The studies undertaken of these three men finally provided the answers to a question which had remained unanswered for 138 years. What did happen to Sir John Franklin’s expedition?

‘Frozen in Time’ tells a tale of the days when to set out on an expedition to the Artic was favoured by British Admiralty, with many a daring explorer taking on the arid wasteland in the desire to discover a better and quicker route across the ice.

Each of these expeditions suffered debilitation and disease, death and tremendous hardship but it was not until Franklin’s second expedition disappeared and failed to be found, questions were raised as to what happened.

His expedition was exceptionally well equipped with the latest in scientific equipment, a strong and well equipped crew, enough canned soup, meat and vegetables to last at least three years, or used judiciously up to five years. They also had ample supplies of limes and lime juice to ward of the dreaded scurvy. They should never have met the fate they did, so what went wrong!

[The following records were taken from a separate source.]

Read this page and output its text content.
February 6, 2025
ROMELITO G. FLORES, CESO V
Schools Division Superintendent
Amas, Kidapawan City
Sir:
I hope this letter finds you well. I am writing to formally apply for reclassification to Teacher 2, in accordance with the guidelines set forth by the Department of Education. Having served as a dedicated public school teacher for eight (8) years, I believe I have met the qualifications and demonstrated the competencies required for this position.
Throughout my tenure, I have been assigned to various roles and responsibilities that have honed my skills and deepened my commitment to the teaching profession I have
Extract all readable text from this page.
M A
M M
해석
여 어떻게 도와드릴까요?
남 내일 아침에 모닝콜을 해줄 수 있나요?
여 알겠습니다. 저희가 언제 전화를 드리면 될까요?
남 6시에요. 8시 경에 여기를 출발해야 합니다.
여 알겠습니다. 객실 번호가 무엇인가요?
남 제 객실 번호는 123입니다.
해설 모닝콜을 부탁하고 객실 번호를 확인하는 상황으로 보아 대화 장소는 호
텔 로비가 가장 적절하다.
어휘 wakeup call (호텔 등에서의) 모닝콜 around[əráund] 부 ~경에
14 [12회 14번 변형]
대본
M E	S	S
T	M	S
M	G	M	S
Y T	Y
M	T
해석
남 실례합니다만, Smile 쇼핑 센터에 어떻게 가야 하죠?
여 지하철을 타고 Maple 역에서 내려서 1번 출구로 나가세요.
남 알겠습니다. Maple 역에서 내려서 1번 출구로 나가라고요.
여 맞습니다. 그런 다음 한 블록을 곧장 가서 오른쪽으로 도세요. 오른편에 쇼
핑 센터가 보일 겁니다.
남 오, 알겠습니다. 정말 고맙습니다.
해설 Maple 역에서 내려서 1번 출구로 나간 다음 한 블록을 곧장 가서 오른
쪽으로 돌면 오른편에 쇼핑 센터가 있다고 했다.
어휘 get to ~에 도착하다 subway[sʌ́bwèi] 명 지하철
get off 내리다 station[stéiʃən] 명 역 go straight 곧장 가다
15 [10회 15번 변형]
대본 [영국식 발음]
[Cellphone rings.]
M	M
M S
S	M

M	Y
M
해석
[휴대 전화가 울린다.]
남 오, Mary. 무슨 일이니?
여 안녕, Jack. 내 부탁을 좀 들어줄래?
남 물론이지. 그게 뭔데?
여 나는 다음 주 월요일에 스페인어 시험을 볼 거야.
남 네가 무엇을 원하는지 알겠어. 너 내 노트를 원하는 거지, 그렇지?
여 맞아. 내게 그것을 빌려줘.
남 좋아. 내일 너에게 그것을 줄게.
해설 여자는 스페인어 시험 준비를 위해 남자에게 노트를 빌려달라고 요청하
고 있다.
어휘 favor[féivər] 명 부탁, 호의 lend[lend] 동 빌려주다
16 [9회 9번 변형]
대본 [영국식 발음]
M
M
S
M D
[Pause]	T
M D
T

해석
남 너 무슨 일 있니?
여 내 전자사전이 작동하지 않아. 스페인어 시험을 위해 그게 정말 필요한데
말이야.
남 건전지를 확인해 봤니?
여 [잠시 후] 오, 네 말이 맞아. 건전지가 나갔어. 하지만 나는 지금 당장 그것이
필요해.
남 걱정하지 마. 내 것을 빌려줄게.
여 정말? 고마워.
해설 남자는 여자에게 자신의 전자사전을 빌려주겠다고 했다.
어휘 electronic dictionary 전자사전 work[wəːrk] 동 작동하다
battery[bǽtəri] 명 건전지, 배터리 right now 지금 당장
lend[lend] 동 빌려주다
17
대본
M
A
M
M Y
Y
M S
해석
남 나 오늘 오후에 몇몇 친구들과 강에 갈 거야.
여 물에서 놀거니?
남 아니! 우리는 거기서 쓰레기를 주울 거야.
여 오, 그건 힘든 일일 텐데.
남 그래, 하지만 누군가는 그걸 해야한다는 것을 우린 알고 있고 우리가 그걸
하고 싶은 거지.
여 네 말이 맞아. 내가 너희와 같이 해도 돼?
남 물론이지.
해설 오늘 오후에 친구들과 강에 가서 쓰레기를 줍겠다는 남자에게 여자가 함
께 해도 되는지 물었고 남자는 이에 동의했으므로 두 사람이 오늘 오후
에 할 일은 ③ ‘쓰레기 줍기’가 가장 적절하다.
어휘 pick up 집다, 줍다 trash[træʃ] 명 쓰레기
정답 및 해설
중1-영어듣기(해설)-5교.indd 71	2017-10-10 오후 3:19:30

It also tells a tale of immense courage, some may say foolishness, cannibalism and scientific discovery, which revels truths hidden deep in the permafrost, allowing a glimpse into a world long gone, and of the men who took on the ultimate challenge, perishing in the attempt.

Fascinating, riveting and exceptionally difficult to put down, this is a mystery based in history 138 years old, which took as many years, several expeditions to the Artic by a range of teams, each discovering additional pointers and clues, and the advent of modern science to be able to solve.